The following is an article written by Michael A. It is an incredible story of how the detox/rehab system that is considered to be the standard of care is failing. We put faith in these facilities to help our loved ones to get past drug and alcohol addiction. Unfortunately, the result is more often repeated failures and cycling through the system. The only success story here is the financial gain for the owners of these detox and rehab institutions. The problem is that they are often not providing evidence-based therapy to help keep their patients clean long-term. What we need to do is be more vigilant in vetting these programs. We must expect more than a 30 day cleansing that spits out a temporarily drug-free person. Addiction is a chronic illness that requires appropriate, ongoing care. 

Six years and 28 rehabs later, I now carry 3 years of abstinence and am at a point to finally describe my journey (one that unfortunately is all too common for many young people). This is the story of how during my addiction, I fell victim to a vicious cycle of relapsing, rehab entries, and becoming a statistic for rehabs that didn’t work. Some know this cycle as “The Florida Shuffle.”

For a brief backstory, my addiction started as many commonly do – smoking weed at a young age and drinking at underage parties. I am a child of divorced parents, with a father that was absent for the majority of my life. My mom did her best and I don’t know what exactly led to me falling into drug addiction, but somewhere the variables lined up for it.

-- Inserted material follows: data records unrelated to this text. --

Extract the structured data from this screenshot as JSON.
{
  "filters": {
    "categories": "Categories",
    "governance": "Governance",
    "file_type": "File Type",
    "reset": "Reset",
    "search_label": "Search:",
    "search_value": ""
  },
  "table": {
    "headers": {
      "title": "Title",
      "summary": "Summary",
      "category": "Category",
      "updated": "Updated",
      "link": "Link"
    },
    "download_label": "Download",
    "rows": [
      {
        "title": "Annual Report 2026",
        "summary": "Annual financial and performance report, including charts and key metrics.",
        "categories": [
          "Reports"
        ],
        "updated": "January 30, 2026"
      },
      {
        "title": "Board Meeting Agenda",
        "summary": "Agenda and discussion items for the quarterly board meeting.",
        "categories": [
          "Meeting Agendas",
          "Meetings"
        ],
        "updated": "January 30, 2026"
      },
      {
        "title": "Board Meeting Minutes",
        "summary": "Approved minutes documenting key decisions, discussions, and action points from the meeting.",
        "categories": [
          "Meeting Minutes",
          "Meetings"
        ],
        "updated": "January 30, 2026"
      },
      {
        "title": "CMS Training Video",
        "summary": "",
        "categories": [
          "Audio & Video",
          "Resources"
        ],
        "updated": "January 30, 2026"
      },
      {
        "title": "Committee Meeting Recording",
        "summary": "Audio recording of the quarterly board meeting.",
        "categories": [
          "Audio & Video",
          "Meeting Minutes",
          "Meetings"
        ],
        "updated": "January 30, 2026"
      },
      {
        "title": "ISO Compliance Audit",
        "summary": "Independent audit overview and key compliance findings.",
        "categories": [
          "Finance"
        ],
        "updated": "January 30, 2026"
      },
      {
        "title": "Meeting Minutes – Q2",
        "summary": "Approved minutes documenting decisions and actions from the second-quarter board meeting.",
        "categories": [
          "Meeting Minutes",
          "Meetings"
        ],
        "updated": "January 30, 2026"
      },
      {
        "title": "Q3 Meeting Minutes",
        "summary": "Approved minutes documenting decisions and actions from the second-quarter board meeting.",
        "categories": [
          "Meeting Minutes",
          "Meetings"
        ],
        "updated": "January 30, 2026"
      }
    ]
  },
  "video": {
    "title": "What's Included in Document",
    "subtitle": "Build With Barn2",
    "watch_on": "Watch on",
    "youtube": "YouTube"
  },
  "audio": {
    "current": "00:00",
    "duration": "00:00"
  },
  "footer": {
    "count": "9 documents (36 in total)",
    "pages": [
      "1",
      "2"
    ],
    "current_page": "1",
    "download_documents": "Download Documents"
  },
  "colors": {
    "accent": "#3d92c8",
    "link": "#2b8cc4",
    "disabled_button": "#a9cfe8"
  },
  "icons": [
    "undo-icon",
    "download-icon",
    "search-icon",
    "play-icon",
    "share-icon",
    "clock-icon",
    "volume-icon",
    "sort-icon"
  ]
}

Fast forward to a 21-year-old me, crying with my mother, trying to get off of opioids and cocaine. We are searching for the best rehab online, and of course I’m looking at the first one that shows up on Google. I was sold on the pictures of people together with beachy, luxury backdrops, for 30 days of treatment (I refused to do longer, and most were only 30 anyway). My insurance covers it, and at the time I had no idea how much was being paid out, nor did I care. I knew I needed help and this looked promising. Being so lonely inside and isolated, I wanted to be around happy people in a beautiful resort. I wanted to feel happy and beautiful. I arrived, and first of all, the pictures were pretty accurate of the luxury, but not of the smiling faces.

I am befriended by a guy named “Gary” who gives me the ins and outs – basically a “welcome to rehab, here’s how to screw the system” speech. I find out that everyone is abusing their detox meds, and basically getting high for what seems like free. Many of the clients were also there only because of insurance and paid nothing out of pocket. If they did have to pay, the parents were covering costs. The first week was easy being loaded up on detox meds. I signed a lot of paper work and agreed to a treatment plan while high out of my mind. However, a lot of suffering and realizations arrive as soon as the over prescribed medications wear off. To cope with this shock, the doctors prescribe “comfort” meds and antidepressants that work like a temporary bandage. This relapse prevention technique was one that never worked for me, and only seemed to screw up my head more.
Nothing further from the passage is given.